Acerca da perspectiva acima elaborada sobre uma leitura da questão militar romana de acordo com o padrão teórico trazido pela teoria do caos, pode-se acrescentar que inúmeros outros aspectos devem ser considerados, e que a simplificação proposta não pode ser vista senão como um exercício de perspectiva. Questão fundamental para a compreensão do exército romano, certamente, reside no jogo entre identidade e alteridade presente em sua formação, certamente desvelador de todo um complexo sistema de tensões, negociações, alianças, estranhamentos e identificações culturais, para apenas citar alguns aspectos. Importante registrar ainda que a historiografia brasileira sobre a história antiga já possui obras importantes e relevantes sobre a questão, entre as quais podemos citar autores como Mendes (2002), Silva (s.d.) e Frighetto (2004: 147-163)[17].

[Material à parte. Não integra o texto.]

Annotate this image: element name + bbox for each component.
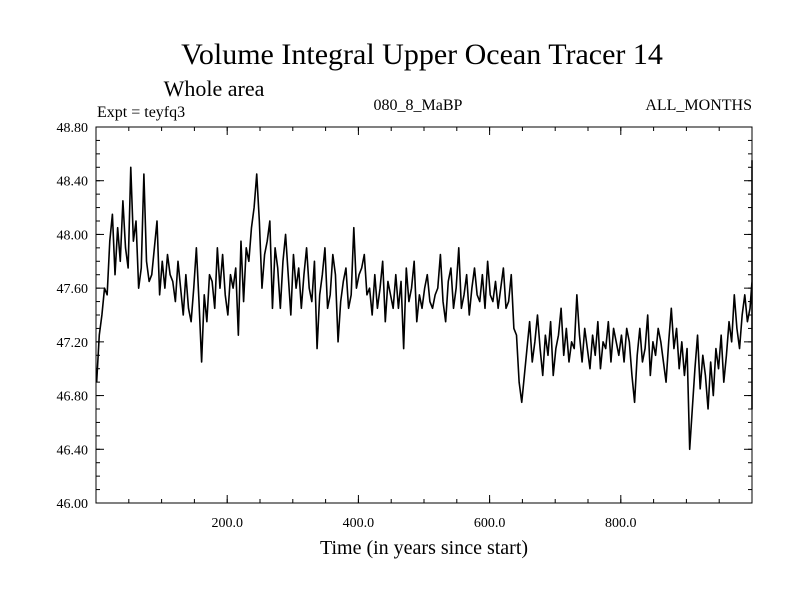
y-tick-label: 48.40: [57, 175, 89, 190]
y-tick-label: 46.80: [57, 390, 89, 405]
y-tick-label: 48.80: [57, 121, 89, 136]
chart-title: Volume Integral Upper Ocean Tracer 14: [181, 38, 663, 71]
center-label: 080_8_MaBP: [374, 97, 463, 114]
x-axis-label: Time (in years since start): [320, 537, 528, 559]
plot-frame: [95, 126, 753, 504]
x-tick-label: 400.0: [343, 516, 375, 531]
y-tick-label: 47.20: [57, 336, 89, 351]
series-group: [95, 159, 753, 451]
x-tick-label: 600.0: [474, 516, 506, 531]
x-axis: 200.0 400.0 600.0 800.0: [95, 127, 753, 531]
y-axis: 46.00 46.40 46.80 47.20 47.60 48.00 48.40 48.80: [57, 121, 752, 512]
right-label: ALL_MONTHS: [645, 97, 752, 114]
x-tick-label: 800.0: [605, 516, 637, 531]
chart-subtitle: Whole area: [164, 76, 265, 101]
y-tick-label: 47.60: [57, 282, 89, 297]
y-tick-label: 48.00: [57, 228, 89, 243]
series-line: [95, 159, 753, 451]
expt-label: Expt = teyfq3: [97, 104, 185, 121]
y-tick-label: 46.40: [57, 443, 89, 458]
x-tick-label: 200.0: [211, 516, 243, 531]
y-tick-label: 46.00: [57, 497, 89, 512]
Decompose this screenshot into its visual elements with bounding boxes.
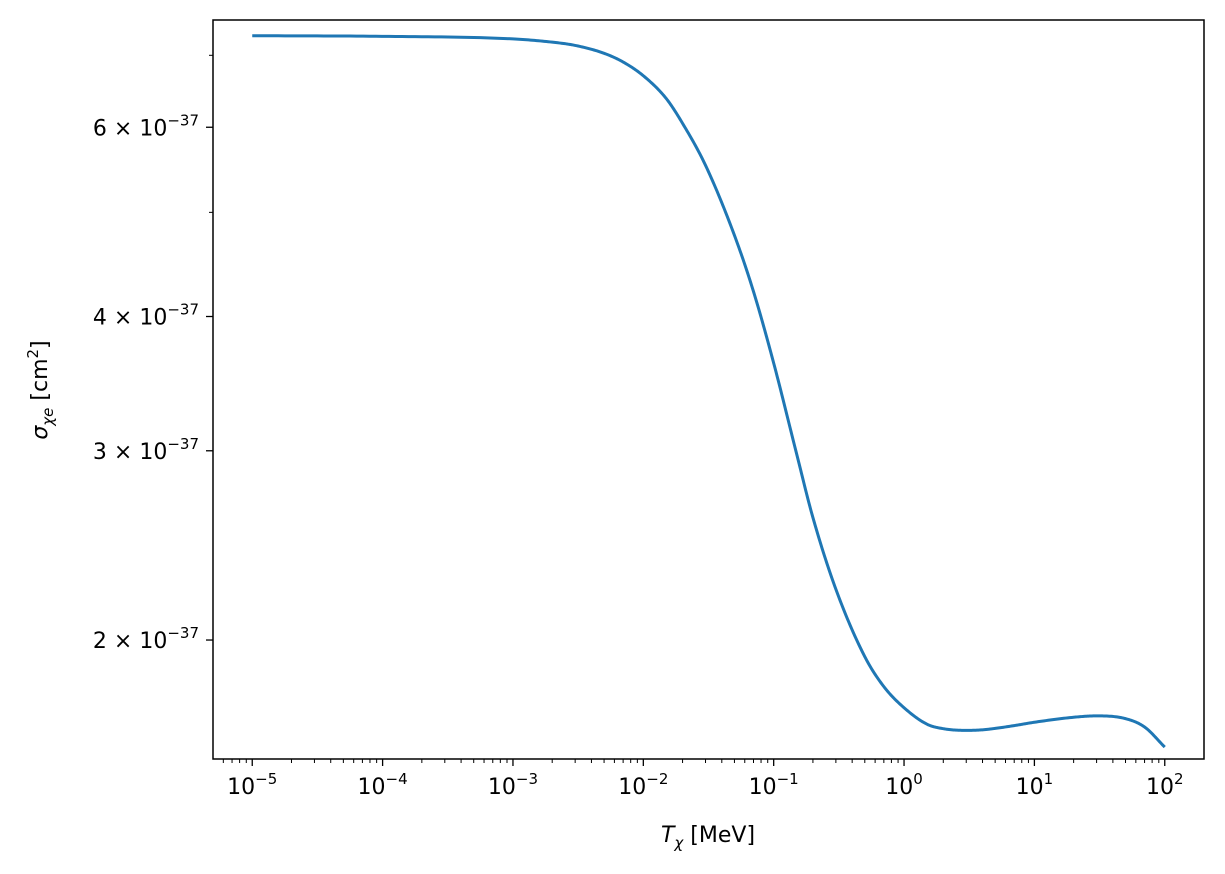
y-axis-label-unit-superscript: 2 <box>24 349 42 359</box>
x-tick-label-base: 10 <box>488 775 516 800</box>
x-tick-label-base: 10 <box>618 775 646 800</box>
y-tick-label-exponent: −37 <box>167 435 199 453</box>
x-tick-label-exponent: 2 <box>1174 770 1184 788</box>
x-tick-label-base: 10 <box>1016 775 1044 800</box>
x-tick-label-base: 10 <box>358 775 386 800</box>
y-tick-label-mantissa: 2 × 10 <box>93 629 167 654</box>
y-tick-label-exponent: −37 <box>167 111 199 129</box>
x-tick-label-base: 10 <box>885 775 913 800</box>
x-tick-label: 10−1 <box>749 770 799 800</box>
x-tick-label-base: 10 <box>749 775 777 800</box>
x-tick-label-exponent: −2 <box>646 770 668 788</box>
y-tick-label-exponent: −37 <box>167 624 199 642</box>
x-tick-label-exponent: 1 <box>1044 770 1054 788</box>
plot-area <box>212 19 1205 760</box>
y-axis-label-subscript: χe <box>39 408 57 427</box>
y-axis: 2 × 10−373 × 10−374 × 10−376 × 10−37 <box>93 54 213 654</box>
y-axis-label-unit-open: [cm <box>28 358 53 407</box>
y-axis-label: σχe [cm2] <box>24 340 57 439</box>
x-tick-label: 100 <box>885 770 923 800</box>
x-tick-label: 102 <box>1146 770 1184 800</box>
x-tick-label-exponent: −4 <box>386 770 408 788</box>
x-tick-label-exponent: −5 <box>255 770 277 788</box>
axes-frame <box>212 19 1205 760</box>
y-tick-label: 3 × 10−37 <box>93 435 199 465</box>
x-axis-label-unit: [MeV] <box>683 823 755 848</box>
y-tick-label-mantissa: 4 × 10 <box>93 306 167 331</box>
y-tick-label: 4 × 10−37 <box>93 301 199 331</box>
y-axis-label-unit-close: ] <box>28 340 53 349</box>
x-tick-label: 10−4 <box>358 770 408 800</box>
y-tick-label: 6 × 10−37 <box>93 111 199 141</box>
series-layer <box>252 34 1166 749</box>
x-tick-label-exponent: −3 <box>516 770 538 788</box>
x-tick-label: 10−2 <box>618 770 668 800</box>
x-tick-label-exponent: −1 <box>777 770 799 788</box>
x-axis-label-subscript: χ <box>673 834 684 852</box>
series-line <box>252 34 1166 749</box>
x-tick-label: 10−5 <box>227 770 277 800</box>
x-axis-label: Tχ [MeV] <box>661 823 755 852</box>
x-tick-label: 101 <box>1016 770 1054 800</box>
x-tick-label: 10−3 <box>488 770 538 800</box>
y-tick-label: 2 × 10−37 <box>93 624 199 654</box>
x-tick-label-base: 10 <box>227 775 255 800</box>
y-axis-label-symbol: σ <box>28 425 53 440</box>
y-tick-label-exponent: −37 <box>167 301 199 319</box>
y-tick-label-mantissa: 6 × 10 <box>93 116 167 141</box>
y-tick-label-mantissa: 3 × 10 <box>93 440 167 465</box>
x-axis: 10−5 10−4 10−3 10−2 10−1 100 101 102 <box>222 759 1184 800</box>
x-axis-label-symbol: T <box>661 823 676 848</box>
x-tick-label-exponent: 0 <box>913 770 923 788</box>
x-tick-label-base: 10 <box>1146 775 1174 800</box>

Vale lembrar, ainda, que um tratamento historiográfico da passagem do mundo antigo ao mundo medieval que se ampare em uma perspectiva mais complexa, menos linear e simplificadora, deve considerar a não homogeneidade do mundo romano. De um lado, é preciso considerar que, se nos últimos séculos do Império Romano o centro do sistema estava em crise, isso não se aplica necessariamente a regiões mais periféricas e menos ligadas ao centro administrativo imperial.

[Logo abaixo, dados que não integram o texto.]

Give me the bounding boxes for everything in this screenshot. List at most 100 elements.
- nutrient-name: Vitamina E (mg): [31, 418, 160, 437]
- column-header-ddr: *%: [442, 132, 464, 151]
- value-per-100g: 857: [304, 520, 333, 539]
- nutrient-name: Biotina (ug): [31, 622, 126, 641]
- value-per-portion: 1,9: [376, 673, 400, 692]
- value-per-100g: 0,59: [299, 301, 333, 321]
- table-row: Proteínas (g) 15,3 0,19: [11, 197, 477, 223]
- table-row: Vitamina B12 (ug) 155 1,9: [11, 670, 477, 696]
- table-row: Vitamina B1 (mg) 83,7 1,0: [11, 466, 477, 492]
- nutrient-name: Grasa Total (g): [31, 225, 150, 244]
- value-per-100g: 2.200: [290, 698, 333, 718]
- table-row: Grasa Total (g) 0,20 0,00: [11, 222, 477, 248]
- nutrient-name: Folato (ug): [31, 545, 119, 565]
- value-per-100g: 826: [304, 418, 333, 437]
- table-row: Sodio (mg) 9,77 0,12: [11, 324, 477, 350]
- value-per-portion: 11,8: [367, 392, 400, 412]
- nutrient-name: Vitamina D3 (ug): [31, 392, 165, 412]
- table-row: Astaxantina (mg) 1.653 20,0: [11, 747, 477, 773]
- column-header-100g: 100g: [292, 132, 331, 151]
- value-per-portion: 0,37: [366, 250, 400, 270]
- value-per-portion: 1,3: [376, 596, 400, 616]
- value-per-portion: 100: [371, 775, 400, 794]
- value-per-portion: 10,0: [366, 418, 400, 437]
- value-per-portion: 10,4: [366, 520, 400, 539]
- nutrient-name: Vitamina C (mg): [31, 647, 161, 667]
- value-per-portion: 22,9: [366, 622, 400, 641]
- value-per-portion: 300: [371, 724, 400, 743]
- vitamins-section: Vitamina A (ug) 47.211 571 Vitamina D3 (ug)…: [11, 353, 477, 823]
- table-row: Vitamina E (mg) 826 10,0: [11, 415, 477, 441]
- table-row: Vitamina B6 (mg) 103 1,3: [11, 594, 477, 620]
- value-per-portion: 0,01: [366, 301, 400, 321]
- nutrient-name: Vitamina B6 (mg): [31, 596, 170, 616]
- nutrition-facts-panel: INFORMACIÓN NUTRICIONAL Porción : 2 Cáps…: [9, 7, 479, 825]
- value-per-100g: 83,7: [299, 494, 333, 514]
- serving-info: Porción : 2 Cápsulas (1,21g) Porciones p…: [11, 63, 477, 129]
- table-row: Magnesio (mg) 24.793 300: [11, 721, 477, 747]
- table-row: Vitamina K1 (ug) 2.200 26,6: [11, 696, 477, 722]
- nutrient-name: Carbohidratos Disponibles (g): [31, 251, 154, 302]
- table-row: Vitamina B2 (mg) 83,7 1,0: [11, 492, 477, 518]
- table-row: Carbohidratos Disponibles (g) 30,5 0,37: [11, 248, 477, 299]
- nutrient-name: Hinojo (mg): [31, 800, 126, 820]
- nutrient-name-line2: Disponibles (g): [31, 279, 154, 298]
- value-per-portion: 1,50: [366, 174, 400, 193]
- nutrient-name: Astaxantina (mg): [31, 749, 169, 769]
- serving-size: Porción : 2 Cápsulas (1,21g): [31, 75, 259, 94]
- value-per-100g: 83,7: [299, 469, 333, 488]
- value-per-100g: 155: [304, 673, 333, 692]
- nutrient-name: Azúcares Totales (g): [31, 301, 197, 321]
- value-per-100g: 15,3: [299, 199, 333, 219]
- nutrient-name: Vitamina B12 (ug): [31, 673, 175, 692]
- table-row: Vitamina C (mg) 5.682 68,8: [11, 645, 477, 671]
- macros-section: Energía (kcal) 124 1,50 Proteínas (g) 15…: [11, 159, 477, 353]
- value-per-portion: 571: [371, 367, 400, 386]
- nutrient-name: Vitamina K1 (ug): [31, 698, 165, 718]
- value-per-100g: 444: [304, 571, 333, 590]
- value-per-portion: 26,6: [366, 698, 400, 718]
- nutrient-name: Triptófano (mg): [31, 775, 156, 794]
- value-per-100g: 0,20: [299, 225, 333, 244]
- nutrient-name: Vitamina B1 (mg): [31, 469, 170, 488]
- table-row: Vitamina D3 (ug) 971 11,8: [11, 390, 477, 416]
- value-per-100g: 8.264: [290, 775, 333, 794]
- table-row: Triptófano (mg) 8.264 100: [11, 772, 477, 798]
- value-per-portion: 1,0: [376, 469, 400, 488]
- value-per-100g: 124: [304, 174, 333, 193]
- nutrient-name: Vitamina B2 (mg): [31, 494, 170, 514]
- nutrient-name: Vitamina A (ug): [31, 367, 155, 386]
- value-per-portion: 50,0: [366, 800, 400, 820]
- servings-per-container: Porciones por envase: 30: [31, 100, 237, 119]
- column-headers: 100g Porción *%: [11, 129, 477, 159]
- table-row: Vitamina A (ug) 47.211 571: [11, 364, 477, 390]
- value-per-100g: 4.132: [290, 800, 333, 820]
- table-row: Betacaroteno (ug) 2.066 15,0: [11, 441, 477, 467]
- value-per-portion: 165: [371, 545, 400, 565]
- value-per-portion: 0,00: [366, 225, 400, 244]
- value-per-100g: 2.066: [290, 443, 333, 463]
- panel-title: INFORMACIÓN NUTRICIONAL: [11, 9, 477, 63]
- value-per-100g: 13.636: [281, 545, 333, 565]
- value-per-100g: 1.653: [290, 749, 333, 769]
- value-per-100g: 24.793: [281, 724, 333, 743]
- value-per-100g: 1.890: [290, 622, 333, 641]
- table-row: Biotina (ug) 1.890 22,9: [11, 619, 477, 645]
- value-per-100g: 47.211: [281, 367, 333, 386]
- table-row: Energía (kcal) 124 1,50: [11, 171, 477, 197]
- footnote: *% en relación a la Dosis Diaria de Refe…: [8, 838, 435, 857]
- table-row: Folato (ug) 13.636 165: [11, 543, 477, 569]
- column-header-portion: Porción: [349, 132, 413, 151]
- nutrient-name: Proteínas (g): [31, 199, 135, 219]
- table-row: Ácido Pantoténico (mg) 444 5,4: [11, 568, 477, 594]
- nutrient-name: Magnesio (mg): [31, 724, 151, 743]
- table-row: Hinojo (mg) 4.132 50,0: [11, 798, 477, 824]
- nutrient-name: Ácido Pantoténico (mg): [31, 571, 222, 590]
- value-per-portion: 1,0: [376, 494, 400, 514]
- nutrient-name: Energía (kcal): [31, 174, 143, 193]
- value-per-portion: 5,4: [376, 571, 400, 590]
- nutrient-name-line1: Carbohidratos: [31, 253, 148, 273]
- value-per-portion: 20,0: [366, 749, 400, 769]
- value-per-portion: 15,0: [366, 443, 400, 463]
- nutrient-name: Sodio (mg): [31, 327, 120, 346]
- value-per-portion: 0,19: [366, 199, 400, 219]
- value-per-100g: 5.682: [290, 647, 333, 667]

Reconhecer isto é admitir que o impacto dos abalos políticos no centro do Império teria afetado de modo muito diferenciado cada uma de suas partes, de suas diversificadas regiões.

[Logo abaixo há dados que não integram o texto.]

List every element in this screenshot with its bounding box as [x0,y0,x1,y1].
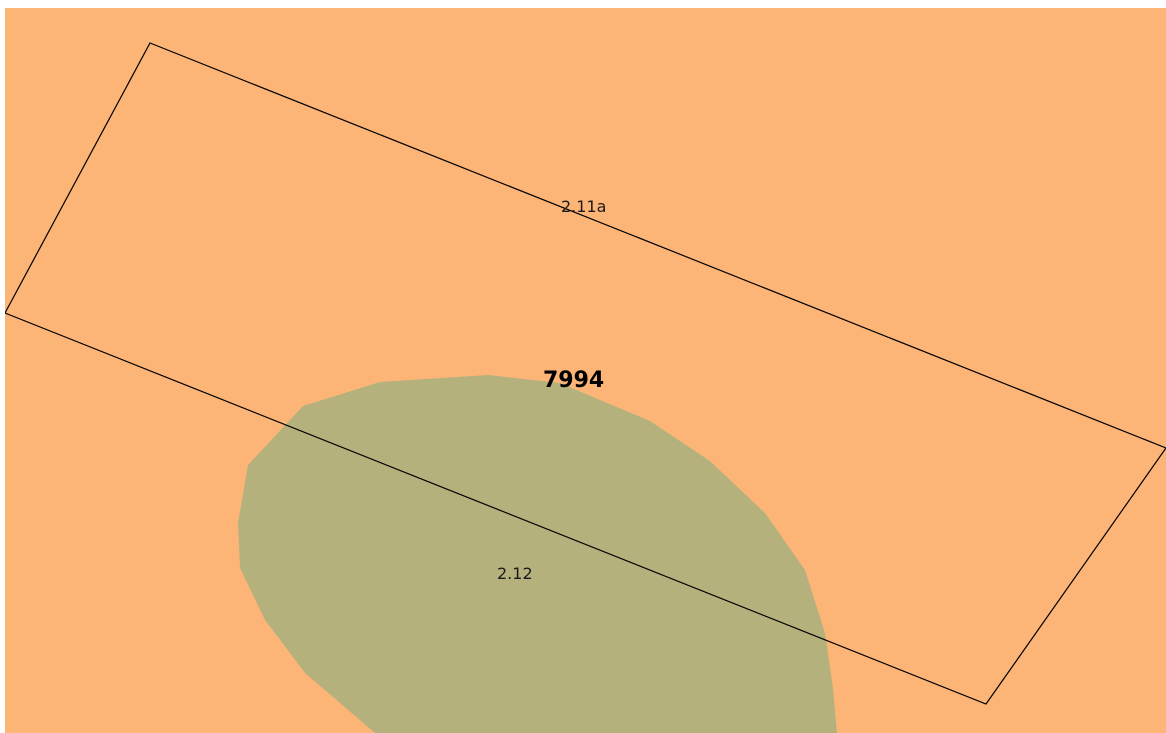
map-view[interactable]: 2.11a 7994 2.12 [5,8,1166,733]
parcel-number-label: 7994 [543,368,604,393]
parcel-boundary[interactable] [5,42,1166,705]
zone-label-upper: 2.11a [561,197,606,216]
map-canvas[interactable]: 2.11a 7994 2.12 [5,8,1166,733]
vegetation-zone-polygon[interactable] [238,375,837,733]
zone-label-lower: 2.12 [497,564,533,583]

De outro lado, outro aspecto de complexidade a considerar é que a sociedade romana não pode tampouco ser vista como um conjunto homogêneo. Foram certamente sentidos de modos diferenciados no tecido social romano eventos como os cercos a Roma e o saque visigodo, ou os deslocamentos de povos germânicos para o interior de zonas mais centrais do Império. Esse aspecto também tem sido abordado por historiadores.
Buscando demonstrar como os chamados invasores “bárbaros” foram recebidos com expectativas diferenciadas por diferentes setores sociais, o historiador Geoffrey Ernest Maurice Sainte-Croix trabalha com esta perspectiva em sua obra A luta de classes no mundo da Grécia Antiga. Seu objetivo é demonstrar, através de exemplos vários, que alguns setores das classes “inferiores” do Império receberam os invasores com expectativas bastante positivas. Neste sentido, evoca os dados de que um total de 40.000 escravos teriam aderido em massa aos godos no inverno em que estes sitiaram Roma, preparando o saque que seria desfechado por Alarico em 410 (SAINTE-CROIX, 2007)[18].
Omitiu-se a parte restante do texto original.